Louisiana Red and Little Victor's Juke Joint first paired up on Back To The Black Bayou, an album nominated for Best Traditional Blues Record at the 2010 Blues Music Awards. They brought Memphis to Europe where Red lives these days for that record, finding a studio with a '60s Auditronics mixing console formerly housed in Memphis' Stax Studio.
Fast forward to May 6, 2010 and Louisiana Red has just won two BMAs. He didn't win forBayou (his awards were for his collaboration with veteran pianist David Maxwell, You Got To Move) but he took to the stage with Victor's Juke Joint for one of the highlights of the evening.
Bob Corritore's liner notes for Memphis Mojo give away a secret a few of us who attended the BMAs have known for awhile: two days after the ceremony, Red, Victor, Corritore, and Maxwell holed up in a Memphis studio and began work on the sequel; they didn't need to bring Memphis to them this time and the magic of the first record carries over to this newest one, once again capturing raw, deep blues.
Vintage recording equipment and magical musical centers can add to the aura of a record but they guarantee nothing when it comes to the final project. I think of Louisiana Red in much the same way I think of John Lee Hooker. They are blues masters and not just anybody can sit in and play with them and have it turn out right. Bayou worked and Mojoworks because Red isn't relegated to being a guest on his own record. The musicians who took part in these sessions are seasoned players who understand where Red's blues come from and how to support him.

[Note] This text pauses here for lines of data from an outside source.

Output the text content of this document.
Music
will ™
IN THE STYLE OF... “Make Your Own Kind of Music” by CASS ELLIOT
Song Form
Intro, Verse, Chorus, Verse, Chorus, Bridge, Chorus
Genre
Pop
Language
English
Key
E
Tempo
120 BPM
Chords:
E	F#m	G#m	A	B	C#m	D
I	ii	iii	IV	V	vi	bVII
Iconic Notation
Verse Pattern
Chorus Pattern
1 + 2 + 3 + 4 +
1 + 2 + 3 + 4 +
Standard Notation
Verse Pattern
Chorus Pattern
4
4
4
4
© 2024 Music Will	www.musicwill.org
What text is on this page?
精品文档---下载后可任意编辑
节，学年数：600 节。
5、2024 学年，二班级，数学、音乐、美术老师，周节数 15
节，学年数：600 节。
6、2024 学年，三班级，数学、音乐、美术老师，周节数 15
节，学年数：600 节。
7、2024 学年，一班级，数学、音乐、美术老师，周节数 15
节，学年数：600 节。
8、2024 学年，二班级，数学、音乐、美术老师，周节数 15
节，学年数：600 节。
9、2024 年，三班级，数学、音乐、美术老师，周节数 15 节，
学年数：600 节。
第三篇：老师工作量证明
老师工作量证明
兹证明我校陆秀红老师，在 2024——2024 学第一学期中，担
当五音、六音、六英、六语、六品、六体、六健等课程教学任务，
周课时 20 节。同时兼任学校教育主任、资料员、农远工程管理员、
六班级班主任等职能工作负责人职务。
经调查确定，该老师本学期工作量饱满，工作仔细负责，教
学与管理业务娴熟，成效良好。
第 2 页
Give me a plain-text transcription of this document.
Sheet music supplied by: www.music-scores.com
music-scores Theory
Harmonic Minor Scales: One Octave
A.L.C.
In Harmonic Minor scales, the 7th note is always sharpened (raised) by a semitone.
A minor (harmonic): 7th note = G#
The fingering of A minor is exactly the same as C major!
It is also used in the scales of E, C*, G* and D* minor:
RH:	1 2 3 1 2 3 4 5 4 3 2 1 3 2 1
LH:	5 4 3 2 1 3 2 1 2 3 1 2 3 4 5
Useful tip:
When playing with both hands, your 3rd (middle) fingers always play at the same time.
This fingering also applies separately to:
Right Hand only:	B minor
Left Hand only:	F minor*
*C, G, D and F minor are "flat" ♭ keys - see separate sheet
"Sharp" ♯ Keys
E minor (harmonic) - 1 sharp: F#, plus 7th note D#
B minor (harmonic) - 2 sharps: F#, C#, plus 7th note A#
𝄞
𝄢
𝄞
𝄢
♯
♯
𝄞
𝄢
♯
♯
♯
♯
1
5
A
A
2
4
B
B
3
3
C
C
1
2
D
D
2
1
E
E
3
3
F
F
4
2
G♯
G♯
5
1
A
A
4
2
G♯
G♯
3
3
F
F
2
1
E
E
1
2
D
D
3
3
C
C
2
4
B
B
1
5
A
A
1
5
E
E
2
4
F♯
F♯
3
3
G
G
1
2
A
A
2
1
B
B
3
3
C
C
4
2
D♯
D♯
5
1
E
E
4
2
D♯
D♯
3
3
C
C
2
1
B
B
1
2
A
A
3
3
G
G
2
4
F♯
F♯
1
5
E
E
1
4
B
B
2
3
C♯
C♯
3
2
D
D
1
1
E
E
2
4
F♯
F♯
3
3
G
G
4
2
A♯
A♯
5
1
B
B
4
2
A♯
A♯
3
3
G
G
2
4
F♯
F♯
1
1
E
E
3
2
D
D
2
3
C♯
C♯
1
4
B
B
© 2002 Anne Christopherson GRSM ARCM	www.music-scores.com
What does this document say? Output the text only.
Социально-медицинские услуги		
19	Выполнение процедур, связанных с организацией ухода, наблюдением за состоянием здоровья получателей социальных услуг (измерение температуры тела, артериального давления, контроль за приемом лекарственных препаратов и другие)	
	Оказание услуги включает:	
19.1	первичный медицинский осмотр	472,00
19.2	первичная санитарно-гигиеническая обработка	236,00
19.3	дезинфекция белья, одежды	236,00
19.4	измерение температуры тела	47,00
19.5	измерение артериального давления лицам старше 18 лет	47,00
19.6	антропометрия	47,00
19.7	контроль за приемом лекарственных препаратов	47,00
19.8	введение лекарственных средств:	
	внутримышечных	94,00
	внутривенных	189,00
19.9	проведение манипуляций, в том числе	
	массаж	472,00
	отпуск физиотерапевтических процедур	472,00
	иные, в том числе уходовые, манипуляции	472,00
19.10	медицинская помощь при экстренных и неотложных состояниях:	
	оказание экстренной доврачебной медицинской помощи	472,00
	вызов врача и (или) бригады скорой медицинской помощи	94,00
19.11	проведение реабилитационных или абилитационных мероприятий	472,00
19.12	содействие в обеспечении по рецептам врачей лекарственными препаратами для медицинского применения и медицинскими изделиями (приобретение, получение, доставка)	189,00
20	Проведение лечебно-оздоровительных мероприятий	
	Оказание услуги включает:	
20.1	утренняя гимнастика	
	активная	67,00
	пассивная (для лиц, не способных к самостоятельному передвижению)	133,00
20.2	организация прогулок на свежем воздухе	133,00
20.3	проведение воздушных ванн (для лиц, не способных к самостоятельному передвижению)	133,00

David Maxwell plays some great piano on "Why Don't You Come Home" and some modern producers might have shoved Red aside and pushed that up in the mix but that's not the approach here. Red and Victor's guitar interplay are pushed out front and Maxwell plays his ass off beneath.
You can't take your ears off Red's howling, distinctive cadence on "Boogie Woogie Boogie" and "Yolanda," but Maxwell and Corritore get in their licks on piano and harp without taking the spotlight from the man at the center of it all (although Bob is particularly feisty on "Yolanda").
Blind Lemon Jefferson's "See That My Grave Is Kept Clean" is the lone cover on this 12-song set, and Alex Pettersen's hypnotic drumming keys the staid reading of this blues classic until Red pierces gentle drone with a stinging slide lead.
It's rarely complementary to say two records are barely distinguishable from one another but in the case of Back To The Black Bayou and Memphis Mojo, it's the highest praise. Serious listeners can parse them and find the subtle differences a worthwhile way to spend your time but it's missing the point because we don't want them to change what they're doing when it's working this damn well. Little Victor, his Juke Joint, Corritore, and Maxwell didn't mess with success, they helped a master achieve it one more time.